Куриное Яйцо Жуть на ночь

Ночью, когда весь дом замирает, Семён слышит не просто шёпот из темноты — он чувствует, как тень аномалии сгущается над кухонным столом, где лежит уже не просто яйцо, а само воплощение жути.
Куриное Яйцо Жуть на ночь

Куриное Яйцо Жуть на ночь Яйцо на столе каждую ночь, и Семен слышит шёпот, зовущий его во тьму. Узнайте, как аномалия, деформация и галлюцинации приводят к безумию и распаду.

Семён всегда просыпался ровно в три часа семнадцать минут. Не в три пятнадцать, не в три двадцать — именно в семнадцать минут четвёртого, словно кто-то невидимый заводил его внутренности, как дешёвый будильник, и тихо шептал в темноте: «Пора». В этом не было ничего мистического, убеждал он себя. Организм привык. Ночные смены на ткацкой фабрике, двадцать лет стажа, сбитый режим, больная спина, соседский пёс, воющий на луну в любую погоду. Причин хватало. Но последние полторы недели к привычному пробуждению добавилась деталь, от которой ему становилось по-настоящему не по себе.

На кухонном столе, ровно по центру, лежало яйцо.

Обыкновенное куриное яйцо, белое, чуть шершавое на ощупь, размером с перепелиное, но по форме — вытянутое, будто его слегка растянули за оба конца, пока скорлупа была ещё мягкой. Первый раз Семён заметил его в четверг, списав на собственную рассеянность: накануне он вернулся с ночной смены выжатым, как тряпка, мог сам достать из холодильника и забыть. Он убрал яйцо в картонную ячейку на дверце, хмыкнул и забыл.

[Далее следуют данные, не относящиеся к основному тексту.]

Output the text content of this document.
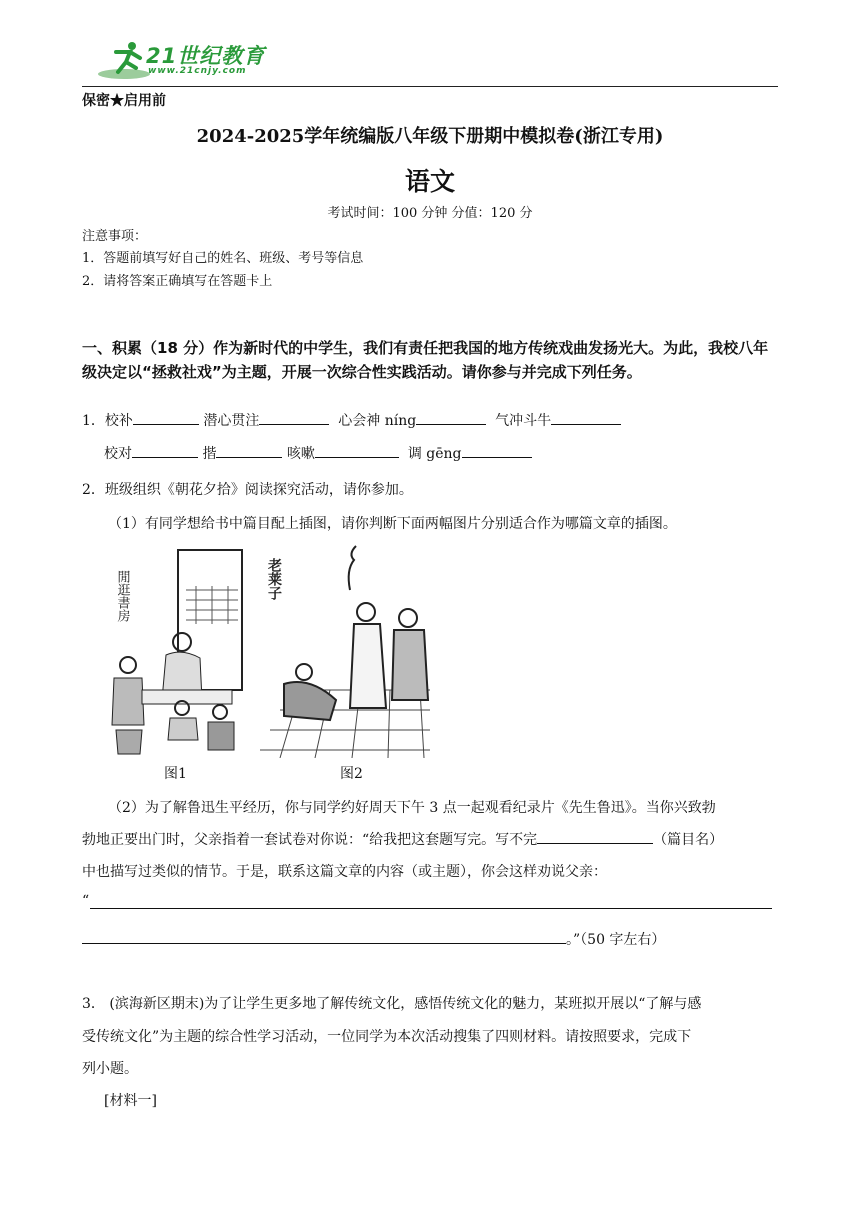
21世纪教育
www.21cnjy.com
保密★启用前
2024-2025学年统编版八年级下册期中模拟卷(浙江专用)
语文
考试时间：100 分钟 分值：120 分
注意事项：
1．答题前填写好自己的姓名、班级、考号等信息
2．请将答案正确填写在答题卡上
一、积累（18 分）作为新时代的中学生，我们有责任把我国的地方传统戏曲发扬光大。为此，我校八年级决定以“拯救社戏”为主题，开展一次综合性实践活动。请你参与并完成下列任务。
1．校补	潜心贯注	心会神 níng	气冲斗牛
校对	揩	咳嗽	调 gēng
2．班级组织《朝花夕拾》阅读探究活动，请你参加。
（1）有同学想给书中篇目配上插图，请你判断下面两幅图片分别适合作为哪篇文章的插图。
閒逛書房	老莱子
图1	图2
（2）为了解鲁迅生平经历，你与同学约好周天下午 3 点一起观看纪录片《先生鲁迅》。当你兴致勃
勃地正要出门时，父亲指着一套试卷对你说：“给我把这套题写完。写不完	（篇目名）
中也描写过类似的情节。于是，联系这篇文章的内容（或主题），你会这样劝说父亲：
“
。”（50 字左右）
3． (滨海新区期末)为了让学生更多地了解传统文化，感悟传统文化的魅力，某班拟开展以“了解与感
受传统文化”为主题的综合性学习活动，一位同学为本次活动搜集了四则材料。请按照要求，完成下
列小题。
[材料一]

На следующую ночь оно снова лежало на столе. Семён включил свет, постоял над ним минуту, чувствуя, как холод от кафельного пола поднимается по босым ступням, и убрал его обратно в холодильник. На третью ночь он выбросил яйцо в мусорное ведро под раковиной, придавил сверху пустым пакетом из-под молока и долго мыл руки горячей водой, хотя не прикасался к нему голой ладонью — только через салфетку.

На четвёртую ночь оно лежало на столе снова. На скорлупе появились едва заметные тёмные точки, похожие на поры. Семён не стал его трогать. Он сел на табурет напротив, закурил, хотя бросил семь лет назад, и до самого рассвета смотрел, как серый дым слоится в жёлтом свете лампы.

Теперь, на пятнадцатую ночь, он уже не зажигал свет. Он знал, что яйцо там. Знал, что оно стало больше — раза в полтора, чем в первый день. Знал, что скорлупа приобрела мутный, перламутровый оттенок, как у испорченной жемчужины. И знал, что если приложить ухо к столу, можно услышать, как внутри что-то мерно ворочается, скребётся и вздыхает — тихо-тихо, в такт его собственному дыханию.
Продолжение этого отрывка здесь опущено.